Most of the world’s population resides in regions where air quality contains life-threatening pollutants. An estimated 95 percent of people are breathing unhealthy air where ambient (outdoor) fine particulate matter concentrations (soot particles) surpass the World Health Organization’s Air Quality Guideline of 10 µg/m3, a new report has discovered.
Almost 60 percent of the world’s population breathe unsafe air in areas where fine particulate matter exceeds a dangerous level of 35 µg/m3.
The comprehensive study noticed most of the world’s hazardous air and the heaviest societal burdens are hitting impoverished communities the hardest.
An Indian girls holds a banner during a protest against air pollution in New Delhi, India, Sunday, Nov. 6, 2016. (AP Photo/Manish Swarup)
According to the State of Global Air project, a joint venture between the Health Effects Institute, the Institute for Health Metrics and Evaluation (IHME), and the University of British Columbia, fine particle air pollution is the most significant enviormental hazard worldwide. It is “responsible for a substantially larger number of attributable deaths than other more well-known behavioral risk factors such as alcohol use, physical inactivity, or high sodium intake,” said the report. Medium to long-term exposure to fine particle air pollution — contributed to an estimated 6.1 million deaths worldwide in 2016.
The report says air pollution can significantly affect people’s health, including “making it difficult to breathe for those with asthma or other respiratory diseases, sending the young and old to hospital or causing them to miss school or work, and contributing to early death from heart and lung disease.”
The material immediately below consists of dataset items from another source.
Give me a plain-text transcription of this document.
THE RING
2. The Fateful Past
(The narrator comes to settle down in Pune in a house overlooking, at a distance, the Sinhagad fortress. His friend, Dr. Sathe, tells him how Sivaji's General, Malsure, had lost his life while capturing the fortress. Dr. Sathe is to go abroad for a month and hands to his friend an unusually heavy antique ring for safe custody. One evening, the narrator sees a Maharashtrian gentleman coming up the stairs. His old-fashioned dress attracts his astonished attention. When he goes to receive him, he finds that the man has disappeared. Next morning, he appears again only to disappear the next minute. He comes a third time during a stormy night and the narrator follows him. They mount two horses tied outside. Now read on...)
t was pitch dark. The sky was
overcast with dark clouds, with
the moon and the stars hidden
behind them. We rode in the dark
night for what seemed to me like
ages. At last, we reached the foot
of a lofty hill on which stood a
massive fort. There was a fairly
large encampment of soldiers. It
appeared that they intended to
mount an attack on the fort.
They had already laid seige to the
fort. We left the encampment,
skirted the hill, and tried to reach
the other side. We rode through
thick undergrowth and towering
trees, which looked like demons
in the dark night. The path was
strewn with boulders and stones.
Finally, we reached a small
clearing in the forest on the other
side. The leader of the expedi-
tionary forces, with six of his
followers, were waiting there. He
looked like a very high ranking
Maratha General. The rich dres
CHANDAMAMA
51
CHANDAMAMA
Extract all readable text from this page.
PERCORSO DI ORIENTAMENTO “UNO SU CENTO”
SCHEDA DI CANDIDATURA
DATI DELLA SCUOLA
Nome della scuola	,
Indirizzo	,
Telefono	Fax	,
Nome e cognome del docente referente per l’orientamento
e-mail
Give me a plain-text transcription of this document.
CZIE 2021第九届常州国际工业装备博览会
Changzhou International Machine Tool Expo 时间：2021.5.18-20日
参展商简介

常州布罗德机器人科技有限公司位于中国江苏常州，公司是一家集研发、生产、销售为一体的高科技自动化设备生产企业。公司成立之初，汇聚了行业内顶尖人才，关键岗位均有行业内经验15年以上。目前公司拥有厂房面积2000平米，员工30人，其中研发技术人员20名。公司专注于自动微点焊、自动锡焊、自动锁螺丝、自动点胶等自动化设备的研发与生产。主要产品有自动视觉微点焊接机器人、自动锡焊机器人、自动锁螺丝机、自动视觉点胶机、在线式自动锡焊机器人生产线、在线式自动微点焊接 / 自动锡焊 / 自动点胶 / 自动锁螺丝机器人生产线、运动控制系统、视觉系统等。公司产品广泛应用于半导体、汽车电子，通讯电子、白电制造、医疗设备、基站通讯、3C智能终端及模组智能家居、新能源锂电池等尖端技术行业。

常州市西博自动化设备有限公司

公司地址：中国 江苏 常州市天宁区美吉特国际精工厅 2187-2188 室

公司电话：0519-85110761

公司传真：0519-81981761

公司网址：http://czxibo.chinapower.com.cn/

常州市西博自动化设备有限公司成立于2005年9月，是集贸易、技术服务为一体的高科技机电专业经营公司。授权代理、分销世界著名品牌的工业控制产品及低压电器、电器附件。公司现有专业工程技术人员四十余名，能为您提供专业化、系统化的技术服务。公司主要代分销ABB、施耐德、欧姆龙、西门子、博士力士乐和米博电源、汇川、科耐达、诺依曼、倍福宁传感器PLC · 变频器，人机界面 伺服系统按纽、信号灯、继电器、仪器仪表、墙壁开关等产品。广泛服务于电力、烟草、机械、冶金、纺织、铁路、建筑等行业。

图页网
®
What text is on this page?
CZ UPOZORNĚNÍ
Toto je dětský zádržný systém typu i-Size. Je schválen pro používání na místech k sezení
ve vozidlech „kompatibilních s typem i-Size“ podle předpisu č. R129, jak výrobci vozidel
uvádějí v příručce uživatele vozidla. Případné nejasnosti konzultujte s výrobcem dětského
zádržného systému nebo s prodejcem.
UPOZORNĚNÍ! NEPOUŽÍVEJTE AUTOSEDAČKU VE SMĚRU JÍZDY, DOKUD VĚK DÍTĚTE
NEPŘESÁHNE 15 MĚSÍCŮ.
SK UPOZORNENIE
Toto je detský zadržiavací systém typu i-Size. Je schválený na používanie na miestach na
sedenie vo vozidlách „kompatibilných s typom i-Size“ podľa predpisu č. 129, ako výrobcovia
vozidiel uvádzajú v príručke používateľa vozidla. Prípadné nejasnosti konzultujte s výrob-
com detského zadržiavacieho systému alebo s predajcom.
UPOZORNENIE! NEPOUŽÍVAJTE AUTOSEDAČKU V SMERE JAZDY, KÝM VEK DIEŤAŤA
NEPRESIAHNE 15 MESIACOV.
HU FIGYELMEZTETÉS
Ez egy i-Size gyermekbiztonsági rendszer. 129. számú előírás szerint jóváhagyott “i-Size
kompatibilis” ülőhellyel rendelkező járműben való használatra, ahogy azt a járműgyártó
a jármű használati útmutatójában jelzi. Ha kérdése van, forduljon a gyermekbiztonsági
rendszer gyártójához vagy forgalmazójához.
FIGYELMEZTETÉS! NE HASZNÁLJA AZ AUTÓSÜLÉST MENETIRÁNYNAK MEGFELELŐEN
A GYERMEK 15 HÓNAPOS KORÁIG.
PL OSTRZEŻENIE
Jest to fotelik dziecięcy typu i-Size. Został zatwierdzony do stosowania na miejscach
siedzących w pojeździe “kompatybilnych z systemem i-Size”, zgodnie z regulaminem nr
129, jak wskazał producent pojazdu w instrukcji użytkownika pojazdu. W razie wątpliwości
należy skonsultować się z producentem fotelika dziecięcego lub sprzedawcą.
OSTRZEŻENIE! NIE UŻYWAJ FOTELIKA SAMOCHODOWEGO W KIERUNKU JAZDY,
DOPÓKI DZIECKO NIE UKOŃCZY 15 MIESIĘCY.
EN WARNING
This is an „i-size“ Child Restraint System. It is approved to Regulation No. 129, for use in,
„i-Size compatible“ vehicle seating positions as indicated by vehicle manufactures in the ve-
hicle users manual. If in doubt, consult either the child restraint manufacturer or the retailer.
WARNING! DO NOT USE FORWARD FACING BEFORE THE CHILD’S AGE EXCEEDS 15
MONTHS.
In the chart below, the report specifies that air pollution is the fourth-highest leading cause of death on a global scale, right after high blood pressure, smoking, obesity, and diet.
Figure 1. Global ranking of risk factors by total number of deaths from all causes for all ages and both sexes in 2016.
The report specifies 95 percent of the world’s population lives in regions exceeding WHO Air Quality Guidelines. Base on the data below, the highest concentrations of air pollution are in regions of Africa, Middle East, India, and much of Asia.
“The highest concentrations of population-weighted annual average PM2.5 (see “Defining Ambient Air Pollution” textbox) in 2016 were in countries in North Africa (e.g., Niger at 204 µg/m3 and Egypt at 126 µg/m3 ), West Africa (e.g., Cameroon at 140 µg/m3 and Nigeria at 122 µg/m3 ), and in the Middle East (e.g., Saudi Arabia at 188 µg/ m3 and Qatar at 148 µg/m3 ). The high outdoor concentrations in these regions were due mainly to windblown mineral dust. However, in some of these countries (Niger, Nigeria, and Cameroon), high proportions of the population burn solid fuels in the home and may also engage in open burning of agricultural lands or forests, both of which can also contribute substantially to outdoor air pollution.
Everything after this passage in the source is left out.